The employee in question had been the Chief Financial Officer, Asia of Manulife Financial Asia Ltd (“Manulife”) for around five years until 31 October 2023 when he voluntarily terminated his employment agreement. In around January 2024, the employee sought acknowledgment from Manulife that he could commence employment with Prudential Services Ltd (“Prudential”) without breaching the non-compete covenant contained in his employment agreement with Manulife.
The non-compete covenant provided that the employee agreed not to work for a “Competitor” of Manulife in a “Similar Capacity” for a period of 12 months after his employment’s voluntary termination. Manulife considered Prudential as its “key competitor”, which the employee did not dispute.
Manulife refused to release the employee from the non-compete covenant, and sought an interim-interim injunction pending the substantive determination of its summons for interim injunctive relief to restrain the employee from being employed by Prudential.
Court’s decision
The Court refused to grant an interim-interim injunction to enforce the covenant. In refusing to grant an interim-interim injunction, the Court took into account the following factors:
Lack of geographical limitation
The non-compete covenant had no geographical limitation, which made this a worldwide non-compete covenant in substance.
Manulife’s counsel attempted to deal with the lack of geographical limitation by “blue-pencilling” (i.e. deleting) certain phrases in the covenant, and argued that “Similar Capacity” referred only to the Asia Segment (and not other parts of the world).

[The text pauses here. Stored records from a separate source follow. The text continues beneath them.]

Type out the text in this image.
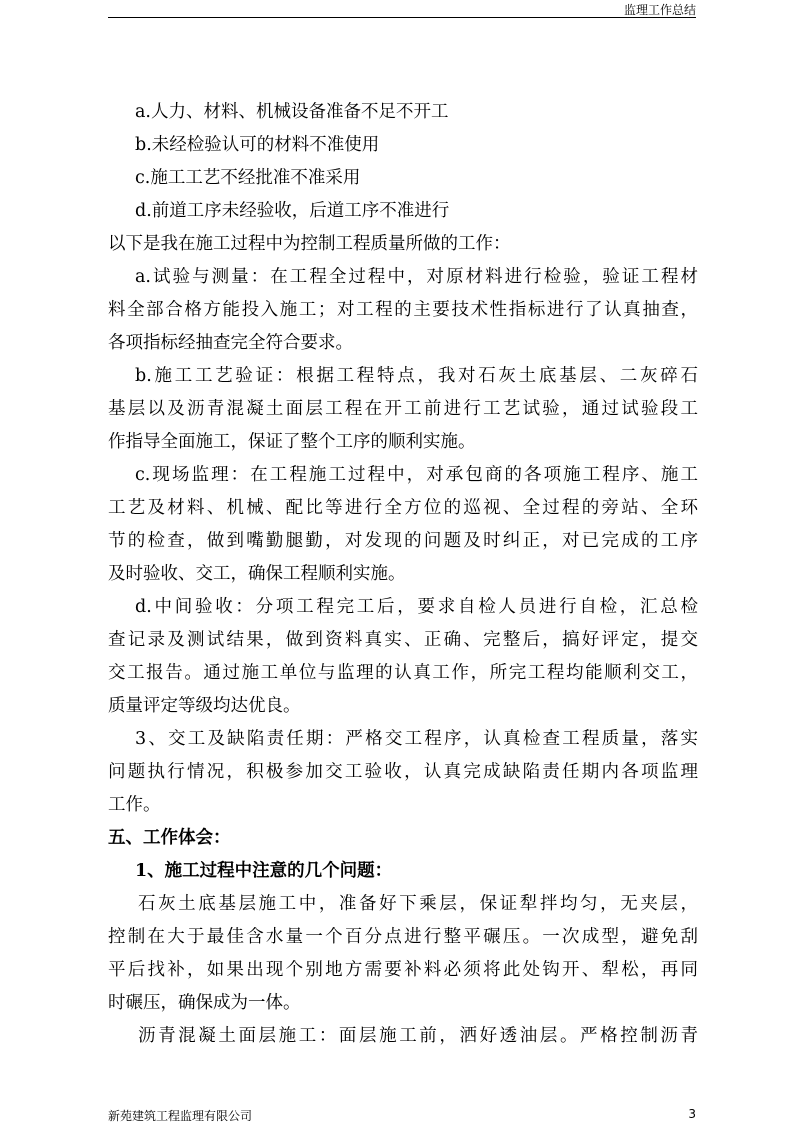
监理工作总结
a.人力、材料、机械设备准备不足不开工
b.未经检验认可的材料不准使用
c.施工工艺不经批准不准采用
d.前道工序未经验收，后道工序不准进行
以下是我在施工过程中为控制工程质量所做的工作：
a.试验与测量：在工程全过程中，对原材料进行检验，验证工程材
料全部合格方能投入施工；对工程的主要技术性指标进行了认真抽查，
各项指标经抽查完全符合要求。
b.施工工艺验证：根据工程特点，我对石灰土底基层、二灰碎石
基层以及沥青混凝土面层工程在开工前进行工艺试验，通过试验段工
作指导全面施工，保证了整个工序的顺利实施。
c.现场监理：在工程施工过程中，对承包商的各项施工程序、施工
工艺及材料、机械、配比等进行全方位的巡视、全过程的旁站、全环
节的检查，做到嘴勤腿勤，对发现的问题及时纠正，对已完成的工序
及时验收、交工，确保工程顺利实施。
d.中间验收：分项工程完工后，要求自检人员进行自检，汇总检
查记录及测试结果，做到资料真实、正确、完整后，搞好评定，提交
交工报告。通过施工单位与监理的认真工作，所完工程均能顺利交工，
质量评定等级均达优良。
3、交工及缺陷责任期：严格交工程序，认真检查工程质量，落实
问题执行情况，积极参加交工验收，认真完成缺陷责任期内各项监理
工作。
五、工作体会：
1、施工过程中注意的几个问题：
石灰土底基层施工中，准备好下乘层，保证犁拌均匀，无夹层，
控制在大于最佳含水量一个百分点进行整平碾压。一次成型，避免刮
平后找补，如果出现个别地方需要补料必须将此处钩开、犁松，再同
时碾压，确保成为一体。
沥青混凝土面层施工：面层施工前，洒好透油层。严格控制沥青
新苑建筑工程监理有限公司	3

However, the Court refused to read into the definition of “Similar Capacity” a geographical limitation because such limitation simply and plainly was not there. The Court also emphasized that it was not the function of the Court to redraft a restrictive covenant, nor would the Court imply a term to save an invalid covenant.

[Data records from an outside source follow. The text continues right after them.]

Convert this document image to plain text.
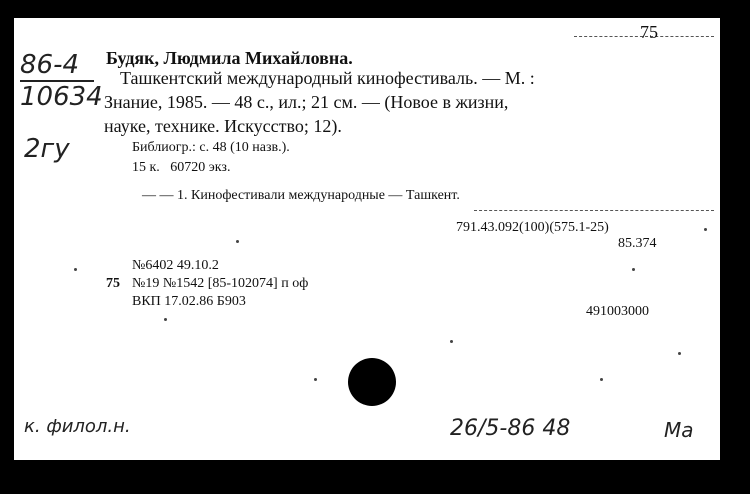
75
86-4
10634
2гу
Будяк, Людмила Михайловна.
Ташкентский международный кинофестиваль. — М. :
Знание, 1985. — 48 с., ил.; 21 см. — (Новое в жизни,
науке, технике. Искусство; 12).
Библиогр.: с. 48 (10 назв.).
15 к.   60720 экз.
— — 1. Кинофестивали международные — Ташкент.
791.43.092(100)(575.1-25)
85.374
№6402 49.10.2
75 №19 №1542 [85-102074] п оф
ВКП 17.02.86 Б903
491003000
к. филол.н.	26/5-86 48	Ма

12-month non-competition restriction
Manulife was unable to persuade the Court that the 12-month restriction was reasonable or necessary to protect its legitimate business interests, which Manulife argued was to prevent its confidential information held by the employee from being disclosed to a competitor.
The Court pointed out that the “confidential information” alleged by Manulife appeared “to be lacking in specificity, and are couched in rather broad terms which are of limited assistance to the Court in assessing their alleged confidential nature and potential consequences of misuse”.
Notably, the Court criticised that Manulife had not adduced evidence to (a) explain the shelf life of each specific category of allegedly confidential information, (b) explain how such a shelf life warranted a 12-month restraint, and (c) articulate how any such confidential information could be used during the 12-month window to the material detriment of Manulife’s business.
Lack of “backstop”
The Court also noted that the lack of a “temporal backstop” in the non-compete covenant meant that the covenant applied to all of the employee’s work throughout his five-year employment with Manulife, rather than just the work which the employee carried out more recently. This reinforced the Court’s view that the non-compete covenant was wider than necessarily.
Balance of convenience
The Court further compared the possible effect of the injunction on the parties.
The Court was of the view that, if the injunction was granted, there would be far-reaching ramifications on the employee’s career prospects which could not be quantified in monetary terms, because the employee would lose his job with Prudential at the age of 54.
On the other hand, Manulife had not demonstrated to the Court an appreciable risk of irreparable damage to its business if the injunction was not granted. In any event, any potential damages caused to Manulife was mitigated by the confidential covenant and undertaking to which the employee had agreed as part of the proceedings.
Takeaway points
This case is a good reminder that non-compete covenants need to be narrowly and precisely drafted in terms of their geographic scope and duration, and should not be wider than necessary to protect the employer’s legitimate business interests.
The burden falls on the employer to establish that a non-compete covenant is reasonable and necessary. To justify the validity of a non-compete covenant, the employer must be able to adduce specific evidence as to how its legitimate business interests (e.g. confidential information) are at risk if the non-compete covenant is not enforceable.